A query vector follows a highlighted path toward a nearby cluster of related content.

A query vector follows a highlighted path toward a nearby cluster of related content.

What Is Vector Search?

Vector search finds related content by comparing embeddings. Learn how vectors, similarity, approximate nearest-neighbor search, and hybrid retrieval work together.

A user searches the docs for keep users logged in.

The answer may live under a heading called “Configure session lifetime.” A keyword search can match users or session, but it may miss the answer when the writer talks about a timeout, an idle period, or a cookie that lasts for seven days. The reader and the docs are describing the same need with different words.

Nearby does not mean correct. A nearby passage is a candidate, not a verdict. Vector search helps with that first gap: it turns the query and each searchable passage into lists of numbers, then compares the lists to find related ones.

The word “vector” sounds mathematical, but the first idea is simple.

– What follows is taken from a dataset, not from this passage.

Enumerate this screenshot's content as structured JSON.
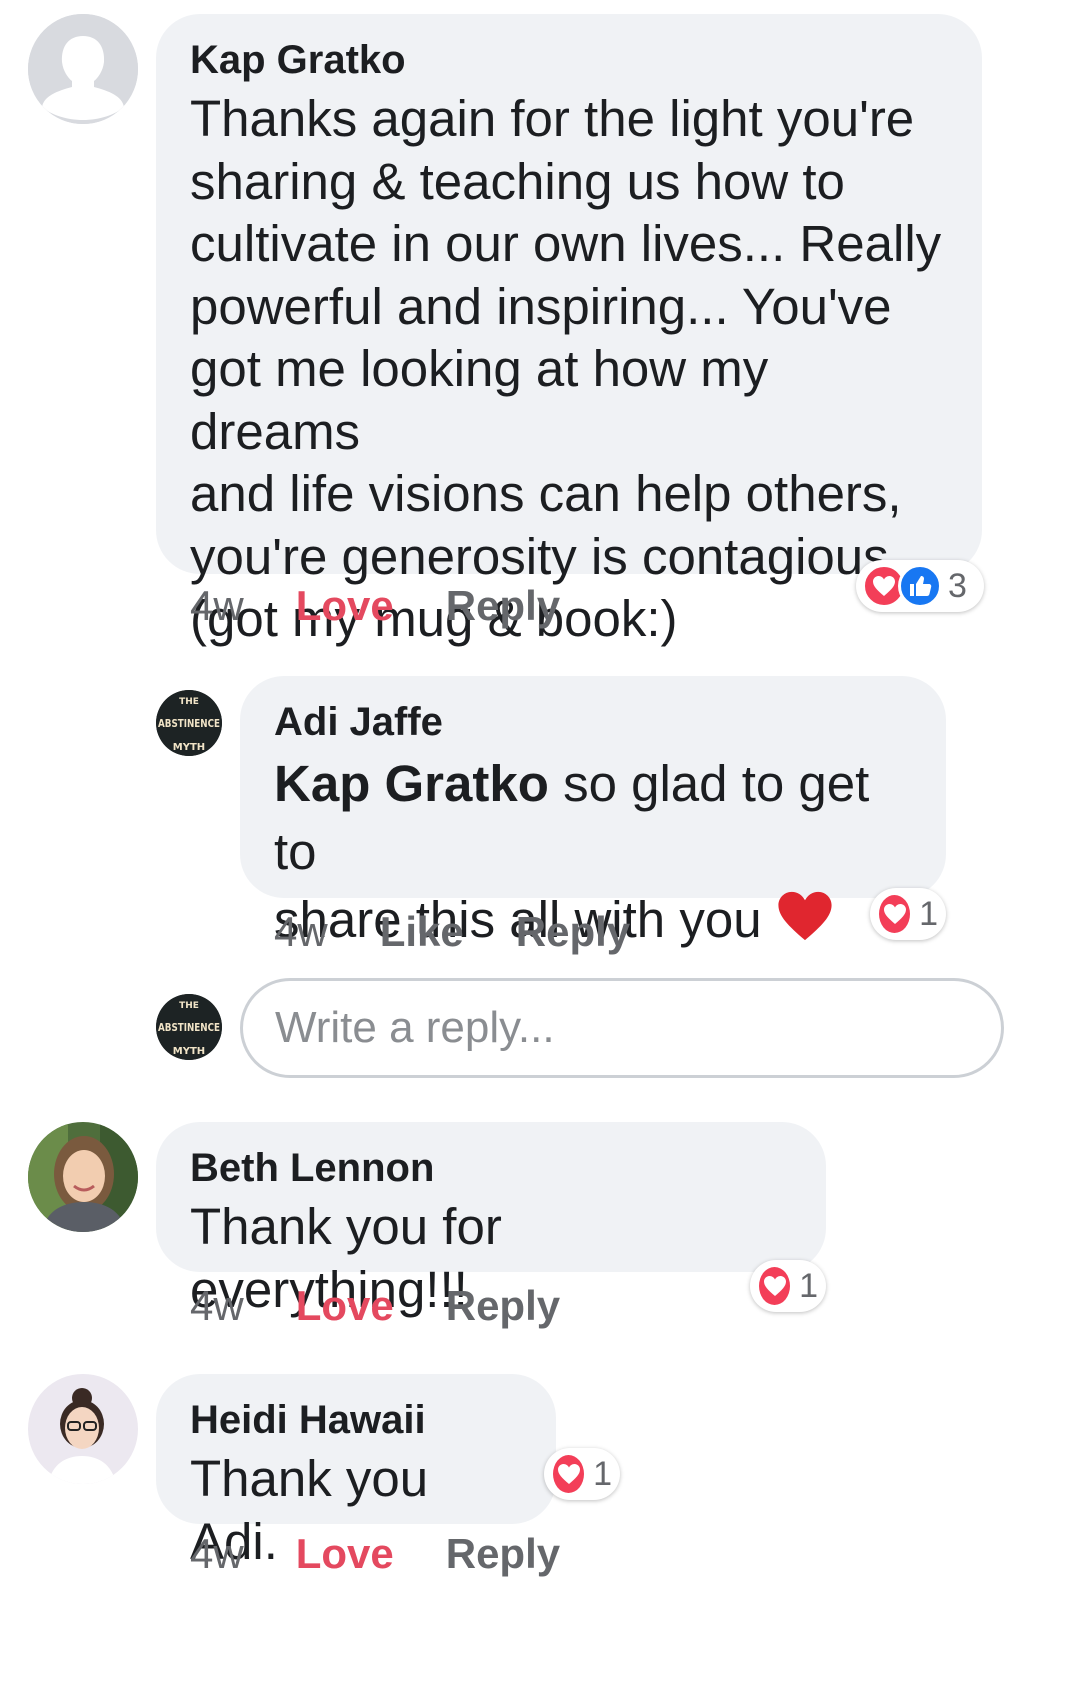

A vector is a row of numbers that describes a position. On a map, a coordinate such as (3, 5) tells you where a point sits compared with other points. The numbers do not mean much by themselves; the position they make together is what we use.

Here is a tiny vector:

TEXT
[0.12, -0.44, 0.81, 0.09, ...]

The same is true here. 0.12 is not “the session number,” and -0.44 is not “the timeout number.” Meaning comes from the pattern across the whole list. A search system compares one complete vector with another, looking for vectors that land near one another under the chosen comparison method.

For text, a model creates one vector for the query and one for each passage. The vector made for a piece of text is called an embedding. So the next question is not “what does each number mean?” It is “how did the model learn to place related uses near one another?”

What is an embedding?

An embedding is the fixed-size list of numbers a model returns for a piece of content. The model turns text into numbers so a computer can compare that text with other text.

To make the list, the model first breaks the text into small pieces called tokens. A token may be a whole word, part of a word, or punctuation. The model processes those pieces together through a trained neural network and returns one list with the same length every time the same model and setup are used.

Developers do not choose those numbers by hand. During training, the model sees examples of how text is used and adjusts its internal settings. When two pieces are used in related ways, training pushes their output lists closer together. When a piece is unrelated, it should stay farther away. That repeated adjustment shapes the map. The model uses the same internal map for every passage. Think of this as the model's internal map for comparing meaning.

The map is useful even though it is not a literal picture. During training, related uses are encouraged to produce nearby vectors in that learned space, while unrelated uses stay farther apart. It is a useful mental model, not a literal picture with human-readable x/y meanings.

That learned space gives us a bridge to stored search data. If an entire page covers many unrelated ideas, one vector has to blur them together. Search usually needs smaller pieces.

Embeddings can place related phrases near one another even when the words differ.
Black llama-head blob connects differently worded phrases as nearby points on an embedding map beside the official Ceisium lockup.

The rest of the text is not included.